Литмир - Электронная Библиотека

Приближалась Масленица. Дед Андрей с Митей и Пашкой наладили качели во дворе. Я не замечал, наверно, по малости лет, все эти перемены в нашем быте. Я принимал их, как есть. Так принимает всякий ребенок каждый новый день жизни. В первый раз увидел железную дорогу и поезд, самолет в небе, слона в цирке, цветение черемухи. Так естественно я принимал уклад жизни в избе Тереховых. Скажем, на кухне всегда стояла миска с вареной свеклой. Там же была положена деревянная ложка. Вообще, ели деревянными ложками. Вилок и столовых ножей не помню. Было несколько кухонных ножей. Я брал, когда хотел перекусить, сочный красно-бурый кусок свеклы, ел и запивал сладким красным отваром. Также, когда была потребность, очищал луковицу и со страстью и слезами откусывал, жевал и проглатывал сочную горькую сладость.

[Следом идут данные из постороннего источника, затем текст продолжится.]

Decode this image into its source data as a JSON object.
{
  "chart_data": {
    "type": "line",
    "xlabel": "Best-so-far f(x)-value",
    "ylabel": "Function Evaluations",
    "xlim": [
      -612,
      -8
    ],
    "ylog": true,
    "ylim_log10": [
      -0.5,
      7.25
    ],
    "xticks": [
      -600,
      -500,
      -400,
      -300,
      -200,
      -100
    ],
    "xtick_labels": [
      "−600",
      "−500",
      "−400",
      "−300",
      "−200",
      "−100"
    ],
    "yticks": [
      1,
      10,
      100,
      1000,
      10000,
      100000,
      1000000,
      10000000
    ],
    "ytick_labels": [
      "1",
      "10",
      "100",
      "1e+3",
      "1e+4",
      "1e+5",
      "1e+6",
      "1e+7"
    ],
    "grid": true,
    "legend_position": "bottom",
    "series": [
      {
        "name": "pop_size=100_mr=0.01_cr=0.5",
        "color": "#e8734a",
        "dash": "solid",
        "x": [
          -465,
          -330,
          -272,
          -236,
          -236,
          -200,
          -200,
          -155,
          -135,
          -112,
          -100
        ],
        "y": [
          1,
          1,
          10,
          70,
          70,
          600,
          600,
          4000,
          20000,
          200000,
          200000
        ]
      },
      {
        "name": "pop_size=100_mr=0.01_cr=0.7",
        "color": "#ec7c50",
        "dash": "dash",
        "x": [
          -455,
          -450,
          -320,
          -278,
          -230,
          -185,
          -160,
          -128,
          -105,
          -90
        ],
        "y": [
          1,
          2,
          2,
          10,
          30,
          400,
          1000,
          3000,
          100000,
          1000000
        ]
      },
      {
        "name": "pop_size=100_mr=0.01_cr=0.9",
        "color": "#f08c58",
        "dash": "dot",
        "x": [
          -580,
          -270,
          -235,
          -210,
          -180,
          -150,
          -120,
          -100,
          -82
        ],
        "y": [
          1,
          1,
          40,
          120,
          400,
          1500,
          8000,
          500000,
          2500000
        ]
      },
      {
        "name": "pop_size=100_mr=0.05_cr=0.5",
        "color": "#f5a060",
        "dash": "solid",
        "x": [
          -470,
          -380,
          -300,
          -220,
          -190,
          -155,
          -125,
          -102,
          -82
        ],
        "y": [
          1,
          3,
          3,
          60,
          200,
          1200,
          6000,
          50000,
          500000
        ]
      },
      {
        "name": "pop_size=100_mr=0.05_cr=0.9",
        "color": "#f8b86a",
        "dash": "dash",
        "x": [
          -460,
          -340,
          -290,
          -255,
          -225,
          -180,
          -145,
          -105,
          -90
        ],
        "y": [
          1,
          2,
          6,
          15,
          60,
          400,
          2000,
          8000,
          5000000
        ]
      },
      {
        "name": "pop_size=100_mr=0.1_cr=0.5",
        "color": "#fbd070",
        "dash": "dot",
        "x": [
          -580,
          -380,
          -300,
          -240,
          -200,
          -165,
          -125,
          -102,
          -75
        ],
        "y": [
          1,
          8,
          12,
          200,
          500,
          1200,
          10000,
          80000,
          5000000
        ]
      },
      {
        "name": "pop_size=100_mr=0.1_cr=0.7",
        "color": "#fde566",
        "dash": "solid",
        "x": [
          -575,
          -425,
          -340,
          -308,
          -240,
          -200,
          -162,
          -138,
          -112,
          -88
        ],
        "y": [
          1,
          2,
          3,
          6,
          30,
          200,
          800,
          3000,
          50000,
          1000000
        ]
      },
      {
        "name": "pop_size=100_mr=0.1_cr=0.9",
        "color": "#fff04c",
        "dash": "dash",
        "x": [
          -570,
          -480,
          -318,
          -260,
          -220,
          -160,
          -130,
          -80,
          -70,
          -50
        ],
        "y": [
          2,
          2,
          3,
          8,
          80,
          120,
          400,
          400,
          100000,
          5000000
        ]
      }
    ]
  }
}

Лук шел на многие нужды и кроме еды. Раза два за зиму мы все тяжко угорали. Оберегая тепло, хозяйка, бывало, рано закрывала вьюшки. Угар шел из печи в избу. Утром с трудом вставали. Болела голова. Тошнило. Баба Лена отваривала лук. Куски вареных луковиц мы засовывали в уши. Через час или два одурь проходила.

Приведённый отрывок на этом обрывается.